706. En ce qui concerne le Montant A, le Cadre inclusif reconnaît qu’il serait difficile, sinon impossible, de permettre à l’ensemble des administrations fiscales concernées d’évaluer et de vérifier les modalités de calcul et de répartition du Montant A d’un groupe d’EMN, et de s’appuyer sur les mécanismes bilatéraux actuels pour résoudre les différends éventuels. C’est pourquoi ce rapport prévoit un mécanisme obligatoire et contraignant de prévention des différends, clair et simple à mettre en œuvre, qui garantirait une sécurité juridique à un stade précoce, avant d’opérer les ajustements fiscaux, de manière à prévenir les différends relatifs à tous les aspects du Montant A. Ces différends pourraient porter par exemple sur la délimitation correcte des branches d’activité, la répartition des frais généraux et des pertes fiscales entre ces différentes branches, l’existence ou non d’un lien dans une juridiction donnée, et l’identification des juridictions accordant un allégement de la double imposition aux fins de l’élimination de celle-ci. Le processus décrit dans le présent rapport reste à l’étude, et pourrait être révisé en fonction de la poursuite des travaux.

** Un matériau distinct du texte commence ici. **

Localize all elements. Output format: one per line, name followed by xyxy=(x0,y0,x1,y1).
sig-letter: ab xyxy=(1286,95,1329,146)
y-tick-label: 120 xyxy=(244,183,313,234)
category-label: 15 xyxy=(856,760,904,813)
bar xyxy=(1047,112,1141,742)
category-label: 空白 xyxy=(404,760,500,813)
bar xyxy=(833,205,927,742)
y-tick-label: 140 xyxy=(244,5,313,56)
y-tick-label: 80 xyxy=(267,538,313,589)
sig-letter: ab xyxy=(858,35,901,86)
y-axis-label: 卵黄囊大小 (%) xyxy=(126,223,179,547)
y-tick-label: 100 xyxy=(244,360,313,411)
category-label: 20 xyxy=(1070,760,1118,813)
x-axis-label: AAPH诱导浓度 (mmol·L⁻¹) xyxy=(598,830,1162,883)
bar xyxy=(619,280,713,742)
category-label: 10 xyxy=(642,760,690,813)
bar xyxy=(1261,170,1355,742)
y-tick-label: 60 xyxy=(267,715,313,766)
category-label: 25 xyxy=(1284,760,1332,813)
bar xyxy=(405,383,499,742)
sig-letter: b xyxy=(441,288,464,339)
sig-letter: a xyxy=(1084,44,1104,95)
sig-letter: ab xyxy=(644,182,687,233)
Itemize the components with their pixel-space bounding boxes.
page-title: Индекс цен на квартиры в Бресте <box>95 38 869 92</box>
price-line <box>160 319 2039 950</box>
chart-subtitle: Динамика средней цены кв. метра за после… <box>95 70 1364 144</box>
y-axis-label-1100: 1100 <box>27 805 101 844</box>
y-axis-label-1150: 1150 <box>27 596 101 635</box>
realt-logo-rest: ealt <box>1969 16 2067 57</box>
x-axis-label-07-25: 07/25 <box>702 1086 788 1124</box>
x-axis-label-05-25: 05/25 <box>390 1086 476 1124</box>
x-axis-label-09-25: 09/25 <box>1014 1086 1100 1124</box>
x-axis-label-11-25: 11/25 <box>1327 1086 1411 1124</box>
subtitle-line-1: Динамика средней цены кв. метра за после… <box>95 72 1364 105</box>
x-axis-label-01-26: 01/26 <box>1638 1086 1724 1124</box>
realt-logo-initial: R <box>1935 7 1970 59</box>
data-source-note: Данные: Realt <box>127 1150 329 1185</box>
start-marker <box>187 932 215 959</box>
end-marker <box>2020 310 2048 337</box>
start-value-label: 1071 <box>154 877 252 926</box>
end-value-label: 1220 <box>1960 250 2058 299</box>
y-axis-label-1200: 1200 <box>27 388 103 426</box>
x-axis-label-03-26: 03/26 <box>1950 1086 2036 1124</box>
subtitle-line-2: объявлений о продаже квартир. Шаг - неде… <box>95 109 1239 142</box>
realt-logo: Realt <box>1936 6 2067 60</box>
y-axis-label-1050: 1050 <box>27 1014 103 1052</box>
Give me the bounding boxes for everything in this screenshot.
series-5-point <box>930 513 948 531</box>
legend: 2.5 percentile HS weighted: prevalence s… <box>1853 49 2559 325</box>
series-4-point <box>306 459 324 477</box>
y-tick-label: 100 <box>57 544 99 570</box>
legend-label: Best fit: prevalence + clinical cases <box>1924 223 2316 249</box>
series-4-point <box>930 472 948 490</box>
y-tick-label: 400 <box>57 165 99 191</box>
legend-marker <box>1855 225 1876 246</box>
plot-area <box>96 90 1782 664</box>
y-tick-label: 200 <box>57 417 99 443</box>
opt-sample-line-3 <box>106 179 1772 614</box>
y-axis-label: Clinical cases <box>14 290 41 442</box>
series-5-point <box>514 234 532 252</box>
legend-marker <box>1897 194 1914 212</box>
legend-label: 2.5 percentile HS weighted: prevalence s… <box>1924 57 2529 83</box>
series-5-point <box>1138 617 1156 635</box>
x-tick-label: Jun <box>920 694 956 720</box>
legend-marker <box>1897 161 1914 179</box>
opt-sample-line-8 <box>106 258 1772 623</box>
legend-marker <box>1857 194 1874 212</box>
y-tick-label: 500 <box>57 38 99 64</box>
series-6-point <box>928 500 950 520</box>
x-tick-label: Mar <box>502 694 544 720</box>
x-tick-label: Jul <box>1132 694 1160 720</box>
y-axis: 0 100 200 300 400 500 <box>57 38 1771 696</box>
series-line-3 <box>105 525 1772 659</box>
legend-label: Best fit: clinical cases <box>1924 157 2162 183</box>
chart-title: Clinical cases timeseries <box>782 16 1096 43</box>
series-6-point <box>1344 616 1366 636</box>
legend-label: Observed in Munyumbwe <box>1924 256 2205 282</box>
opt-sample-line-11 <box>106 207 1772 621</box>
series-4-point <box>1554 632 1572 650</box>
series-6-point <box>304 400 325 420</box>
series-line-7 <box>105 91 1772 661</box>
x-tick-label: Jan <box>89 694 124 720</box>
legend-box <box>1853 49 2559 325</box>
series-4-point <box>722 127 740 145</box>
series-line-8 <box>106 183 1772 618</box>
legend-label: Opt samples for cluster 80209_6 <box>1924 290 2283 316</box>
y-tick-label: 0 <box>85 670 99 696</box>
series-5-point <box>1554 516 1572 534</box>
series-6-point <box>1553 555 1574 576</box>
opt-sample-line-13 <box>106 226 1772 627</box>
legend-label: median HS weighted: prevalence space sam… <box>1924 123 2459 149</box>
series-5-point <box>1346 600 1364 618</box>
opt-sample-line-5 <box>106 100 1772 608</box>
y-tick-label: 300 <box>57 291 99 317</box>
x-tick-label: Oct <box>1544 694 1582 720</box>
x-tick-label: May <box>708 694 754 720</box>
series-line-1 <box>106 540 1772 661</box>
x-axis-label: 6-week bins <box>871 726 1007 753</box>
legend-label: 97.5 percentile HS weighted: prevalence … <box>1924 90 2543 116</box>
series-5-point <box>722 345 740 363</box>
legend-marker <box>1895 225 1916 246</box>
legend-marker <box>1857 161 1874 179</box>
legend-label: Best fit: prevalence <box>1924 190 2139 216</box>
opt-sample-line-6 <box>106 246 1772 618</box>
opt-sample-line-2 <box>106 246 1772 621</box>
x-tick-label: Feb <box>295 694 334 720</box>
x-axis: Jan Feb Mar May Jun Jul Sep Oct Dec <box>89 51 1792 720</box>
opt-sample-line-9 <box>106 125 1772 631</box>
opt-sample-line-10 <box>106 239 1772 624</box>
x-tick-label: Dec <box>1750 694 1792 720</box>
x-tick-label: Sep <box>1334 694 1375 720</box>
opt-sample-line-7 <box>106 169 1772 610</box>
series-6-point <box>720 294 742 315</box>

707. Le processus repose sur un système de comités représentatifs qui exerceraient une fonction d’examen, associant un comité d’examen et, si nécessaire, un comité de décision qui seraient garants de la sécurité juridique à un stade précoce. Si un groupe d’EMN accepte les résultats du processus de sécurité juridique en matière fiscale, ceux-ci seraient contraignants pour le groupe d’EMN et les administrations fiscales de toutes les juridictions concernées par le calcul et la répartition du Montant A, y compris celles qui n’ont pas participé directement aux travaux du comité. En cas de refus, ce sont les dispositions prévues par le droit interne qui s’appliqueraient au groupe d’EMN. Dans l’hypothèse où un groupe d’EMN fait le choix de ne pas recourir au processus de sécurité juridique à un stade précoce, et que des différends surviennent, cette nouvelle approche prévoit des mesures destinées à améliorer l’efficacité du règlement des différends. Toutefois, au vu des avantages que présente le processus de sécurité juridique à un stade précoce, on peut s’attendre à ce que la plupart des groupes d’EMN couverts y participent.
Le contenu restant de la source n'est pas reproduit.